Salondan: Hocam! Her resul nebidir aynı zamanda öyleyse
A.Bayındır: Hayır! Her resul nebi değildir. Sen resul olabilirsin ama nebi olamazsın. Her nebi resuldür. Resul elçidir.
Salondan: ANLAŞILMJYOR ( dakika 13:35 – 13:45)
A.Bayındır: Nebi yüksek bir yerden haber veren kişi demektir. O, Allah’tan haber veriyor, her haberciye nebi denmez.
Şimdi, yani imam diyoruz bir insana; O, camide namaz kıldırırken de imam kıldırmadığı zaman da imam değil mi? Namaz kıldırırken yaptığı görev de imamlık görevi. İşte şimdi nebi Allah’tan bir söz anlattığı zaman da nebi, anlatmadığı zaman da nebi ama Allah’tan bir söz anlattığı zaman hem nebi hem resul oluyor. Resul sıfatıyla Allah’tan aldığını insanlara bildirince o söz onun sözü olmuyor, Allah’ın sözü oluyor ama nebi sıfatıyla hareket edince yani sadece nebi kelimesi geçiyorsa Kuran-ı Kerim’de orada resul olmayabilir. Yani peygamber bir insan olarak mesela;‘’Yâeyyuhennebiyyu kul li ezvâcike/ Ey Peygamber eşlerine şöyle söyle’’ (Ahzap 33/28)
Slaondan: Sadece onu bağlayan bir ANLAŞILMIYOR (dakika 14:55 – 15:00 arası)
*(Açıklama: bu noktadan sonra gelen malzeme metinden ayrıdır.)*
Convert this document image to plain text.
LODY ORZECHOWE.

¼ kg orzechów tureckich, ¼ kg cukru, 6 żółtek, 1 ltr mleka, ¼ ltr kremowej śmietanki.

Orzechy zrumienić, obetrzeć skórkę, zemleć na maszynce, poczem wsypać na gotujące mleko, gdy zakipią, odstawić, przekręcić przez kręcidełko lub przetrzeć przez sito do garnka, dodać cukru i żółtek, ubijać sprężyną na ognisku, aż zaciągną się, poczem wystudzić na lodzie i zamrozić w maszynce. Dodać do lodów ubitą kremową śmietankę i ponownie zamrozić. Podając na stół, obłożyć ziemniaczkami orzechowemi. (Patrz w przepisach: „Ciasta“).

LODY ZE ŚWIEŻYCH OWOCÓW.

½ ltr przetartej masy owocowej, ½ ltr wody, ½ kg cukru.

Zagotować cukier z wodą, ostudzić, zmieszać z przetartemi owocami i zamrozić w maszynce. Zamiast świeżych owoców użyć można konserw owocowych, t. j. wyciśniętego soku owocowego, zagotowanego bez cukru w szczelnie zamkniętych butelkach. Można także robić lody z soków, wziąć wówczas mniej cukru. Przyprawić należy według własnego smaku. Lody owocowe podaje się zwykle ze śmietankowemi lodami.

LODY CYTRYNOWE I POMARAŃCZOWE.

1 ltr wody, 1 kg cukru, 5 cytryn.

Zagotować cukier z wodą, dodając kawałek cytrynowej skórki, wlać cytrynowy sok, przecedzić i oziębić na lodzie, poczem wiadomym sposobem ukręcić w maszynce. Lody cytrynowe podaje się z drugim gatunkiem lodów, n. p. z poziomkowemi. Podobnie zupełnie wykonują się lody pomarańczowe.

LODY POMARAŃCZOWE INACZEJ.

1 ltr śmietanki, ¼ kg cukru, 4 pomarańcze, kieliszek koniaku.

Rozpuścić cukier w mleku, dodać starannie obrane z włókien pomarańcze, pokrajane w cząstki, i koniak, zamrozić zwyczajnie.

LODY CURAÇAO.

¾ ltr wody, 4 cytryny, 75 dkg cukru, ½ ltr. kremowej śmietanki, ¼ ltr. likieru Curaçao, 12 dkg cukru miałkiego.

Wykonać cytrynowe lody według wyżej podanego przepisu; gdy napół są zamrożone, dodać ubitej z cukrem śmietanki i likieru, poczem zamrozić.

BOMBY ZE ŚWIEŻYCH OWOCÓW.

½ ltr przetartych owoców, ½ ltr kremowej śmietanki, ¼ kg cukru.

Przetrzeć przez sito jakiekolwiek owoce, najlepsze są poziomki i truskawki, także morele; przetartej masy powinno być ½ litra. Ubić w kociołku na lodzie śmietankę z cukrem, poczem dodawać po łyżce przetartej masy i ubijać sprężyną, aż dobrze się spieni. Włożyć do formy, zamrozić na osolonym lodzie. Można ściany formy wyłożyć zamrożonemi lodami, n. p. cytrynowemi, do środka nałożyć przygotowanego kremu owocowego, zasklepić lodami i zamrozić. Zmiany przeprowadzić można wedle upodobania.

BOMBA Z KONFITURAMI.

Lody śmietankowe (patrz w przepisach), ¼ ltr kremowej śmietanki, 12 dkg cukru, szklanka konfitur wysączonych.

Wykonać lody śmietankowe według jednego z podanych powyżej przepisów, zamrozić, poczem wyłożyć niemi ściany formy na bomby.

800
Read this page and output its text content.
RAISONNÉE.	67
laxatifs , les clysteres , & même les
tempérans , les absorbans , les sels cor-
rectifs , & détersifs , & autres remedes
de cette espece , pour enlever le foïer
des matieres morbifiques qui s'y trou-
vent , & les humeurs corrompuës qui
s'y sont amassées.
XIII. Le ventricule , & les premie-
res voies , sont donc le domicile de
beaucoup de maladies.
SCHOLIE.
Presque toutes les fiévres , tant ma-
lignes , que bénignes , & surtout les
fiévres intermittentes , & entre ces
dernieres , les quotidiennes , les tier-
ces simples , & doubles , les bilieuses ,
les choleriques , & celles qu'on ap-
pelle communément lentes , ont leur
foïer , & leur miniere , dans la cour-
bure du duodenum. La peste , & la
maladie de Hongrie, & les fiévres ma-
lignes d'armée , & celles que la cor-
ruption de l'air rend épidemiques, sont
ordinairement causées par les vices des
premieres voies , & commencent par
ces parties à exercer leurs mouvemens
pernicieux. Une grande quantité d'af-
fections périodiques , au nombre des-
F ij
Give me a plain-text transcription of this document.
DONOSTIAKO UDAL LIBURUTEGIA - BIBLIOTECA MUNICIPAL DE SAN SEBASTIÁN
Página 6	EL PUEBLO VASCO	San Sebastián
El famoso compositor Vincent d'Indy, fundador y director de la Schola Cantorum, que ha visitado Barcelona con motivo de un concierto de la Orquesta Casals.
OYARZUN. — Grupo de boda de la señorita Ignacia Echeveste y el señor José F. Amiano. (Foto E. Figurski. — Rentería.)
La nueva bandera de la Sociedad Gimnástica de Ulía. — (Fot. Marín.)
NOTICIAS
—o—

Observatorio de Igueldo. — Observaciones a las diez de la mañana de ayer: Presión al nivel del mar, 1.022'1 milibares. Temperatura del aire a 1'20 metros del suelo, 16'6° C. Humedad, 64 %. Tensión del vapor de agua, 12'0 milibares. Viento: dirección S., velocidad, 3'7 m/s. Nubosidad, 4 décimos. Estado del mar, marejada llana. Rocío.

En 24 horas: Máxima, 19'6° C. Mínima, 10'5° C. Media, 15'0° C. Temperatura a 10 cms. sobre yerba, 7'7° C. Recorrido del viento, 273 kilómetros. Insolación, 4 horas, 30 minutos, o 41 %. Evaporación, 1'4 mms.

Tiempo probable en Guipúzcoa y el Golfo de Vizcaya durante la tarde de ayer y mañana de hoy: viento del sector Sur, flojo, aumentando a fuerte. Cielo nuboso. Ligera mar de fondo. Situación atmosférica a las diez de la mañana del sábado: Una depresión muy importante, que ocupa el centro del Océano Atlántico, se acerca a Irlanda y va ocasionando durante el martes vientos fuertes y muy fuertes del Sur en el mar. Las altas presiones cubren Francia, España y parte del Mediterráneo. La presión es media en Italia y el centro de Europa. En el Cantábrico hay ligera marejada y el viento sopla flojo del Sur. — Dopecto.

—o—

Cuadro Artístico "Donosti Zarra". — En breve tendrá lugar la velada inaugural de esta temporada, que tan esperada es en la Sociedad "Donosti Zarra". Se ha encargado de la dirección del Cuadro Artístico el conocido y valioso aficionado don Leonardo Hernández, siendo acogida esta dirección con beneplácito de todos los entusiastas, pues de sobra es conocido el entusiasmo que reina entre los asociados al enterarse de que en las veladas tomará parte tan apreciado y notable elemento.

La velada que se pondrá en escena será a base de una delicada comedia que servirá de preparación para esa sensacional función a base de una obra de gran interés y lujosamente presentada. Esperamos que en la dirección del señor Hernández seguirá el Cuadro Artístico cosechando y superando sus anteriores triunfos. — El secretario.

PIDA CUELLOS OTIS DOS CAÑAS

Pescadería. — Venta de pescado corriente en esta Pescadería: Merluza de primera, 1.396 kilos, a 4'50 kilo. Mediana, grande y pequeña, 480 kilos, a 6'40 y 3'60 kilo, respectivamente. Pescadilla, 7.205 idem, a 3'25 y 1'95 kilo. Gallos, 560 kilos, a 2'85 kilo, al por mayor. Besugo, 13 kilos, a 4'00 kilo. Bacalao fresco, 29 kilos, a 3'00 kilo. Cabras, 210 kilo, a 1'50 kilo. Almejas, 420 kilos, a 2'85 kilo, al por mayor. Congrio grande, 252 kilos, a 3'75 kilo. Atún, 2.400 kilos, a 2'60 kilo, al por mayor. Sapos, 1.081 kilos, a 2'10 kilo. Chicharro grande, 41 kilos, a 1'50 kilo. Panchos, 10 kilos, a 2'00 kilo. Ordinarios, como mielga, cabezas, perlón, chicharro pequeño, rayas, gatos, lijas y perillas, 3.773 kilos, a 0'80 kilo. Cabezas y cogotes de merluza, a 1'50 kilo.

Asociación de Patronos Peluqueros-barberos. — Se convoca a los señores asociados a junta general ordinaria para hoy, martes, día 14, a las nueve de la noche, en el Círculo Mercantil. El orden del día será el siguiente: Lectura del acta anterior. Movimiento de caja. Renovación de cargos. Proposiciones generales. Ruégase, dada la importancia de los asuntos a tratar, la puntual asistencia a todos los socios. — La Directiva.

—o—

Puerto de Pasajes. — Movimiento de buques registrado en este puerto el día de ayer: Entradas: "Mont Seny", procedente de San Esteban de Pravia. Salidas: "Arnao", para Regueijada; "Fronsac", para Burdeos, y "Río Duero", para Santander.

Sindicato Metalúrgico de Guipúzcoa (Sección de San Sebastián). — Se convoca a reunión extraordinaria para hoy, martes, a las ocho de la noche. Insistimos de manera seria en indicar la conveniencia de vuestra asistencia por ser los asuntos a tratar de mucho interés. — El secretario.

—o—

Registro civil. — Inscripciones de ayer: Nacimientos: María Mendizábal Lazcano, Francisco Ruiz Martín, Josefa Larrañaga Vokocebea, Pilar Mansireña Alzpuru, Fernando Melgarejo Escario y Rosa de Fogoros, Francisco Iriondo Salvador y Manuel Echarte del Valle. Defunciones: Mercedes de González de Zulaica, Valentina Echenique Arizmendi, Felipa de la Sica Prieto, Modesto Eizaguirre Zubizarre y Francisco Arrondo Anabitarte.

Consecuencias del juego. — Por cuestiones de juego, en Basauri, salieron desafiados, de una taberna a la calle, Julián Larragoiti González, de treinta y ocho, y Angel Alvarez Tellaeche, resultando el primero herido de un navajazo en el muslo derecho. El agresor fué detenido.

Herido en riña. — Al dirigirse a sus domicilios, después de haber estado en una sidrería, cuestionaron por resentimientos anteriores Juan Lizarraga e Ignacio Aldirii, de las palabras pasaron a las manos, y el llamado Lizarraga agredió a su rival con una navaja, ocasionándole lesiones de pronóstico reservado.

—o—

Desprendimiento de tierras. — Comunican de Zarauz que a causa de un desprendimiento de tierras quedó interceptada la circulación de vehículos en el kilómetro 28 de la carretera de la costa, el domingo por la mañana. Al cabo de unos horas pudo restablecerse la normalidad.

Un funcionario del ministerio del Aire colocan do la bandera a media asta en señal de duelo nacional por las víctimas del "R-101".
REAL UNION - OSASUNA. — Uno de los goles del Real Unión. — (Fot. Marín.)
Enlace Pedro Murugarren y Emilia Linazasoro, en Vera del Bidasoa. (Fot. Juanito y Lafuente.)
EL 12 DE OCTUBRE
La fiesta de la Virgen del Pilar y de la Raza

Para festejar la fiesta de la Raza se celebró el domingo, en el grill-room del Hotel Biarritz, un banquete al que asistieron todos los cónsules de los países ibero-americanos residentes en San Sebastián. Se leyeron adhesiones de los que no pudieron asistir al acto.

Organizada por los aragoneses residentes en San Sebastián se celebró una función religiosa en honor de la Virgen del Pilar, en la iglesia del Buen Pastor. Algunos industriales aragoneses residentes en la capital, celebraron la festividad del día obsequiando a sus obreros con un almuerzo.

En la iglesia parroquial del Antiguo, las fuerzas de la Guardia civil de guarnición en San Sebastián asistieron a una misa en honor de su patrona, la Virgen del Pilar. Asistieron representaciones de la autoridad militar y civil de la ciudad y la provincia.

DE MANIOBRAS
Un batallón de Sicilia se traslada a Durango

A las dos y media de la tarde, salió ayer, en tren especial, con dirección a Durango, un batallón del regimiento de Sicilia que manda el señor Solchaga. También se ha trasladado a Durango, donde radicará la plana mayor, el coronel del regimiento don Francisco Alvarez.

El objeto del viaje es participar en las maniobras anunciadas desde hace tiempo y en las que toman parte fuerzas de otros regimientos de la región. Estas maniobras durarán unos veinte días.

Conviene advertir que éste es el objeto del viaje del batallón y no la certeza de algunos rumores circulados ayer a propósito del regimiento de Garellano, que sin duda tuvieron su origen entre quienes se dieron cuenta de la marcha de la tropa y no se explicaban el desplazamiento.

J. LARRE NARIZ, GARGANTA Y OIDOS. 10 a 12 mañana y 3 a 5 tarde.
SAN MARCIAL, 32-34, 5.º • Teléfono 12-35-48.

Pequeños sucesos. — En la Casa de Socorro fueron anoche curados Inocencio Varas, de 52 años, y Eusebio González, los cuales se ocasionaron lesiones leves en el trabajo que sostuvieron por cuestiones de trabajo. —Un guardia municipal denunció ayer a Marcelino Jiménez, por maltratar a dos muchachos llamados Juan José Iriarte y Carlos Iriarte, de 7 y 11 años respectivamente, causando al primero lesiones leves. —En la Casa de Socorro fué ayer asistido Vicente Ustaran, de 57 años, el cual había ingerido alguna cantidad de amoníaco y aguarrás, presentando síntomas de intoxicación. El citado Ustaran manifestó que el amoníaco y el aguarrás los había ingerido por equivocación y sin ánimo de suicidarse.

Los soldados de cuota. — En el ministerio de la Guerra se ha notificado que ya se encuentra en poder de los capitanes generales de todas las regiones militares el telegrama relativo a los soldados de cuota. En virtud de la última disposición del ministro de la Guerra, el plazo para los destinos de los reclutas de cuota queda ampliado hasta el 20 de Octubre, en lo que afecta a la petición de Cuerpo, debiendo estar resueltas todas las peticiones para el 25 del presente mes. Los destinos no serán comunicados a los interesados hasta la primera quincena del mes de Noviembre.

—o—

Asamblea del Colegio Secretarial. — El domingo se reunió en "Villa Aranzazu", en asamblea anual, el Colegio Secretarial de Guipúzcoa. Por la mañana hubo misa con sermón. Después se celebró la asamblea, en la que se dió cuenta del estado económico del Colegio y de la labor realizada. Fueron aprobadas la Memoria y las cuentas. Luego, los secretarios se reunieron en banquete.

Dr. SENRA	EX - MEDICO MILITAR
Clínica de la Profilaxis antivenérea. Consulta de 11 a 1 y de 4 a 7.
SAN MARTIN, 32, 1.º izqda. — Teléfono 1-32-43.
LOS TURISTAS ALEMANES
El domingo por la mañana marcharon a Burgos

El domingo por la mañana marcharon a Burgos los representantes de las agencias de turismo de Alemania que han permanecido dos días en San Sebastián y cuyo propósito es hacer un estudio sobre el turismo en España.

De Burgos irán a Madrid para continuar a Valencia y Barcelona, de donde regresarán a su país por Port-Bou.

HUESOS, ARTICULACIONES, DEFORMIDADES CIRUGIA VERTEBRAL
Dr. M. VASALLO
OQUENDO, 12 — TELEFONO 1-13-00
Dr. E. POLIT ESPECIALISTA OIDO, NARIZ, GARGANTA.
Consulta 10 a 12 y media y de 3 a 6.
A.Bayındır: Sadece onu bağlamayabilir, bizi de bağlayabilir ama mesele eş kelimesi ile birlikte söylüyor; Nebinin eşi olur resulün eşi olmaz. Yani insan olarak nebinin bir eşi olur, evli olur.‘’Yâeyyuhennebiyyuizâtallaktumunnisâe’’ (Talak 65/1) İşte karılarınızı boşadığınız zaman… Nebi olarak boşar yani eğer bir nebi karısını boşayacaksa o nebi olarak yani bir insan olarak boşar. Allah’ın elçisi olarak boşamaz çünkü Allah’ın elçilik görevinde Allah’tan emri alıp insanlara ulaştırmak var. Anlatabildim mi? Biraz ince gibi gözüküyor ama anladıktan sonrası çok kolay oluyor çok güzel oluyor.
Salondan: Hocam bize şöyle öğrettiler; Kitap verilenlere resul….
A.Bayındır: Neyse size nasıl öğrettiklerini sonra konuşursunuz önemli değil, şimdi burada nasıl olduğu önemli.
Şimdi, dolayısıyla işte peygamberin haram kılma yetkisi var mı yok mu? Nebi olarak yok resul olarak var. Çünkü resul olarak onun yaptığı kendinin değil ki onun resul olarak gönderenin yaptığıdır.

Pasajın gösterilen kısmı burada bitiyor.